İNCELEME VE GEREKÇE Dava, Takas sistemi içerisinde ödendiği söylenilen çekte tahrifat yapılmak suretiyle çekin yeniden tedavüle sokularak icra takibine konu edilmesi üzerine icra tehditi altında ödenen bedelin istirdadı davası olup, istinaf incelemesi iş bu dava içinde İİK’nın 257 vd maddeleri uyarınca talep edilen ihtiyati haczin reddine dair ara kararına ilişkindir. İstinaf incelemesi, HMK’nın 355. maddesi uyarınca, davacı vekili tarafından ileri sürülen istinaf başvuru nedenleriyle ve kamu düzenine aykırılık yönleriyle sınırlı olarak yapılmıştır. İlk derece mahkemesi davacının ihtiyati haciz talebinin reddine karar vermiştir. İİK’nın 257/1. maddesi uyarınca, “Rehinle temin edilmemiş ve vadesi gelmiş bir para borcunun alacaklısı, borçlunun yedinde veya üçüncü şahısta olan taşınır ve taşınmaz mallarını ve alacaklarıyla diğer haklarını ihtiyaten haczettirebilir.” Bu hükme göre, bir para alacağının vadesinin gelmesi hâlinde alacaklı ihtiyati haciz talebinde bulunabilecektir. İİK’nın 258/1. maddesindeki, “…Alacaklı alacağı ve icabında haciz sebepleri hakkında mahkemeye kanaat getirecek deliller göstermeye mecburdur….” hükme göre, ihtiyati haciz kararı verilebilmesi için yaklaşık ispat yeterli olup, kesin bir ispat aranmamakta ise de özellikle hukukî bir işlem söz konusu olduğunda, alacağın varlığının ve muaccel olduğunun yazılı bir belgeye veya belgeler zincirine dayanması tercih edilmesi gereken bir seçenektir.
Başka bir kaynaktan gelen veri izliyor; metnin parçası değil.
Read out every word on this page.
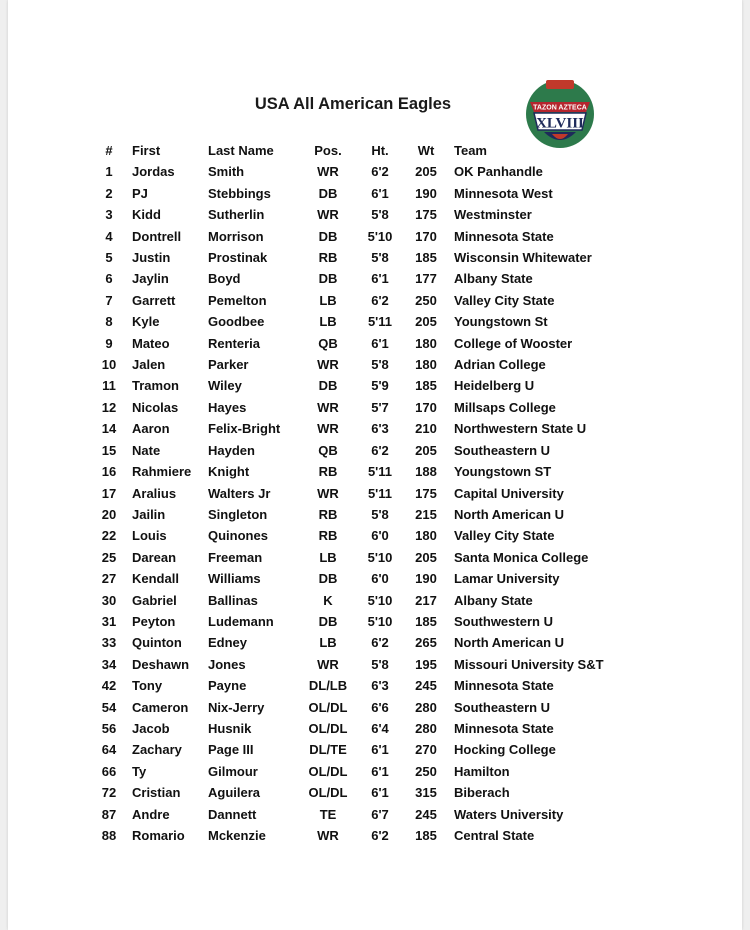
USA All American Eagles	TAZON AZTECA
XLVIII
#	First	Last Name	Pos.	Ht.	Wt	Team
1	Jordas	Smith	WR	6'2	205	OK Panhandle
2	PJ	Stebbings	DB	6'1	190	Minnesota West
3	Kidd	Sutherlin	WR	5'8	175	Westminster
4	Dontrell	Morrison	DB	5'10	170	Minnesota State
5	Justin	Prostinak	RB	5'8	185	Wisconsin Whitewater
6	Jaylin	Boyd	DB	6'1	177	Albany State
7	Garrett	Pemelton	LB	6'2	250	Valley City State
8	Kyle	Goodbee	LB	5'11	205	Youngstown St
9	Mateo	Renteria	QB	6'1	180	College of Wooster
10	Jalen	Parker	WR	5'8	180	Adrian College
11	Tramon	Wiley	DB	5'9	185	Heidelberg U
12	Nicolas	Hayes	WR	5'7	170	Millsaps College
14	Aaron	Felix-Bright	WR	6'3	210	Northwestern State U
15	Nate	Hayden	QB	6'2	205	Southeastern U
16	Rahmiere	Knight	RB	5'11	188	Youngstown ST
17	Aralius	Walters Jr	WR	5'11	175	Capital University
20	Jailin	Singleton	RB	5'8	215	North American U
22	Louis	Quinones	RB	6'0	180	Valley City State
25	Darean	Freeman	LB	5'10	205	Santa Monica College
27	Kendall	Williams	DB	6'0	190	Lamar University
30	Gabriel	Ballinas	K	5'10	217	Albany State
31	Peyton	Ludemann	DB	5'10	185	Southwestern U
33	Quinton	Edney	LB	6'2	265	North American U
34	Deshawn	Jones	WR	5'8	195	Missouri University S&T
42	Tony	Payne	DL/LB	6'3	245	Minnesota State
54	Cameron	Nix-Jerry	OL/DL	6'6	280	Southeastern U
56	Jacob	Husnik	OL/DL	6'4	280	Minnesota State
64	Zachary	Page III	DL/TE	6'1	270	Hocking College
66	Ty	Gilmour	OL/DL	6'1	250	Hamilton
72	Cristian	Aguilera	OL/DL	6'1	315	Biberach
87	Andre	Dannett	TE	6'7	245	Waters University
88	Romario	Mckenzie	WR	6'2	185	Central State
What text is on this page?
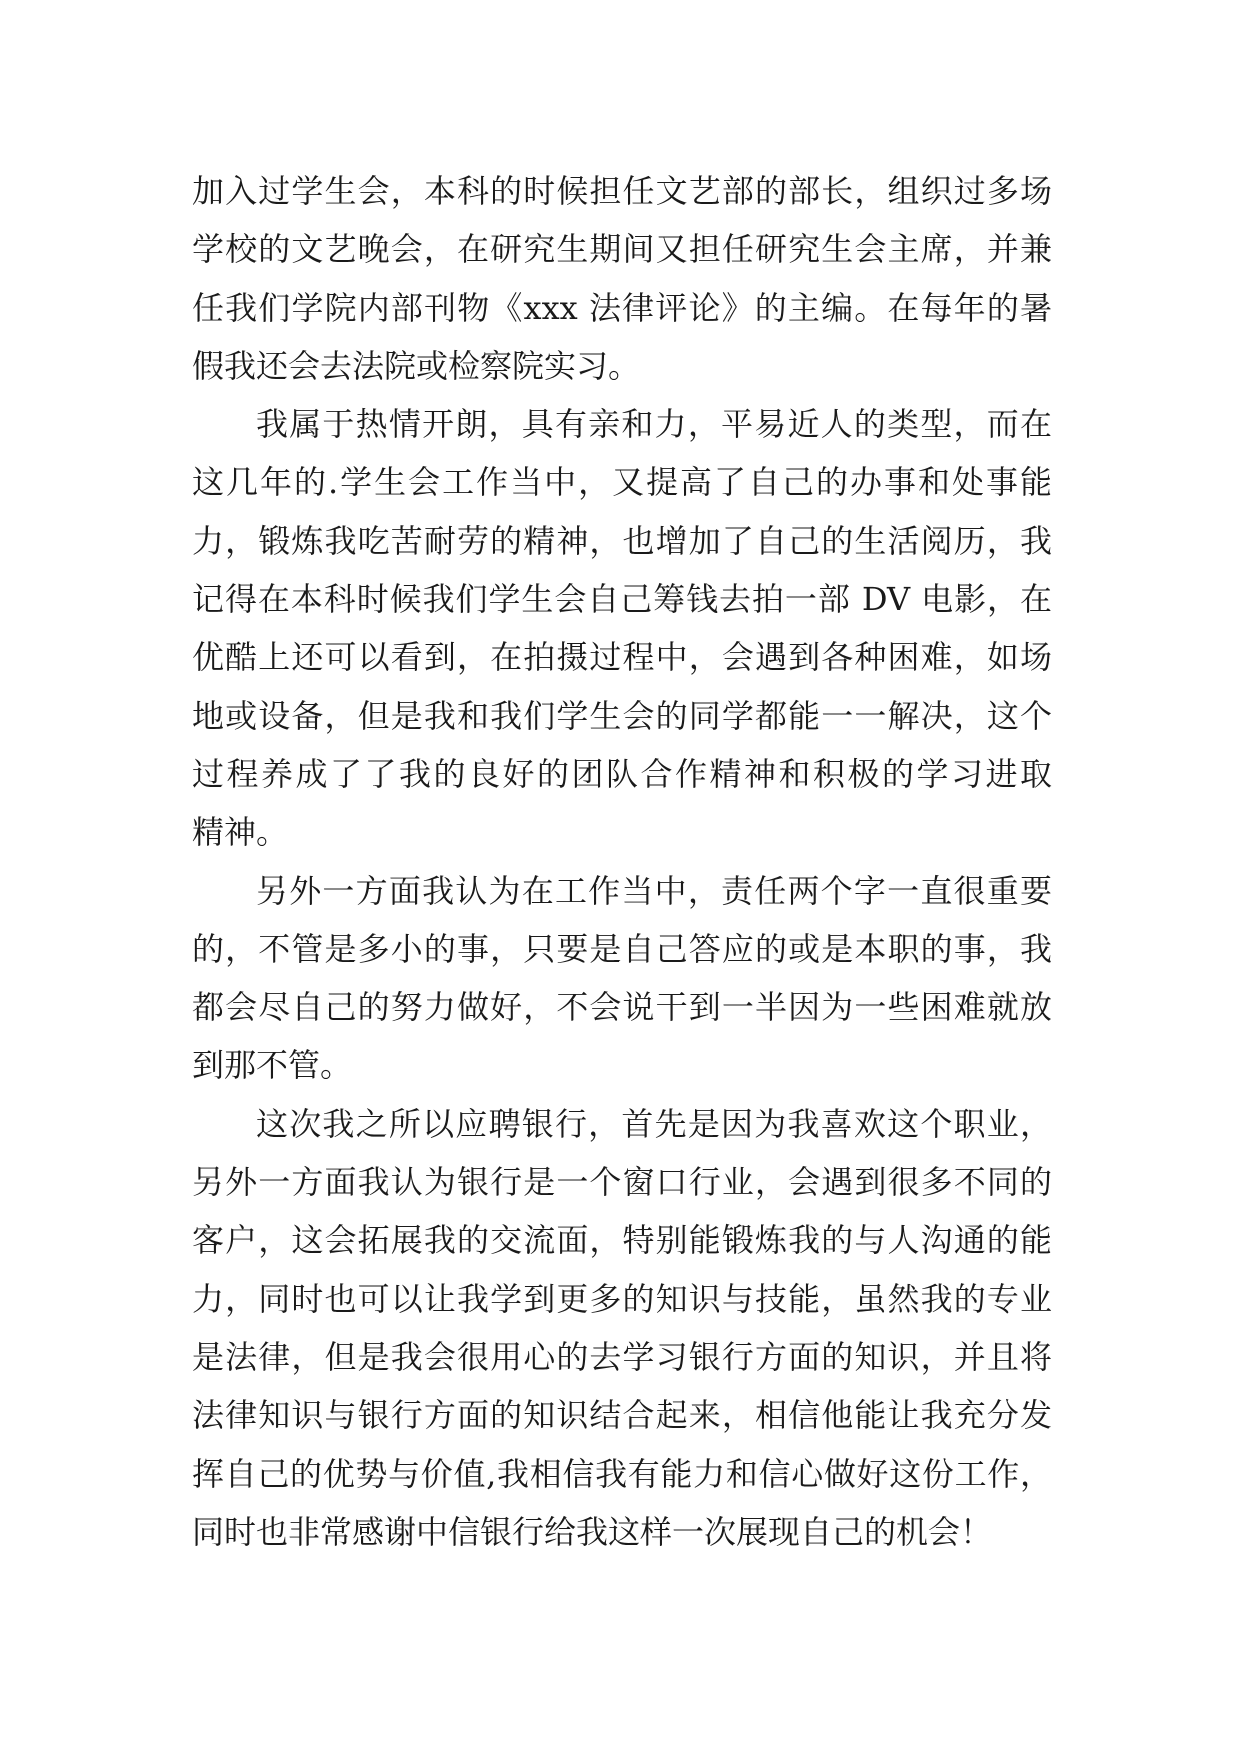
加入过学生会，本科的时候担任文艺部的部长，组织过多场
学校的文艺晚会，在研究生期间又担任研究生会主席，并兼
任我们学院内部刊物《xxx 法律评论》的主编。在每年的暑
假我还会去法院或检察院实习。
我属于热情开朗，具有亲和力，平易近人的类型，而在
这几年的.学生会工作当中，又提高了自己的办事和处事能
力，锻炼我吃苦耐劳的精神，也增加了自己的生活阅历，我
记得在本科时候我们学生会自己筹钱去拍一部 DV 电影，在
优酷上还可以看到，在拍摄过程中，会遇到各种困难，如场
地或设备，但是我和我们学生会的同学都能一一解决，这个
过程养成了了我的良好的团队合作精神和积极的学习进取
精神。
另外一方面我认为在工作当中，责任两个字一直很重要
的，不管是多小的事，只要是自己答应的或是本职的事，我
都会尽自己的努力做好，不会说干到一半因为一些困难就放
到那不管。
这次我之所以应聘银行，首先是因为我喜欢这个职业，
另外一方面我认为银行是一个窗口行业，会遇到很多不同的
客户，这会拓展我的交流面，特别能锻炼我的与人沟通的能
力，同时也可以让我学到更多的知识与技能，虽然我的专业
是法律，但是我会很用心的去学习银行方面的知识，并且将
法律知识与银行方面的知识结合起来，相信他能让我充分发
挥自己的优势与价值,我相信我有能力和信心做好这份工作，
同时也非常感谢中信银行给我这样一次展现自己的机会！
Bu açıklamalar çerçevesinde dosyaya ibraz edilen delillere, dosya kapsamına göre davalının çeki iktisap etmekte kötü niyetli ve ağır kusurlu olup olmadığı hususunda dosyanın mevcut durumu itibariyle yaklaşık ispat düzeyinde kanaat oluşmadığı anlaşılmakla, ilk derece mahkemesinin ihtiyati haciz isteminin reddine karar vermesinde usul ve yasaya aykırılık görülmemiştir. Bu gerekçeyle, davacının istinaf başvurusunun reddine dair aşağıdaki karar verilmiştir.
KARAR: Açıklanan bu gerekçelerle; 1-HMK’nın 353/1.b.1 maddesi uyarınca, davacı vekilinin istinaf başvurusunun reddine, 2-Davacı tarafından yatırılan istinaf başvuru harçlarının Hazineye irad kaydına, 3-Davacı tarafından istinaf kanun yoluna başvuru için yapılan masrafların kendi üzerinde bırakılmasına, 4-Gerekçeli kararın ilk derece mahkemesince taraf vekillerine tebliğine, 5-Dosyanın kararı veren ilk derece mahkemesine gönderilmesine dair; HMK’nın 353/1.b.1. maddesi uyarınca dosya üzerinde yapılan inceleme sonucunda, 26/02/2020 tarihinde, oy birliğiyle ve kesin olarak karar verildi.
KANUN YOLU: İİK’nın 258/son ve HMK’nın 362/1.f maddeleri uyarınca karar kesindir.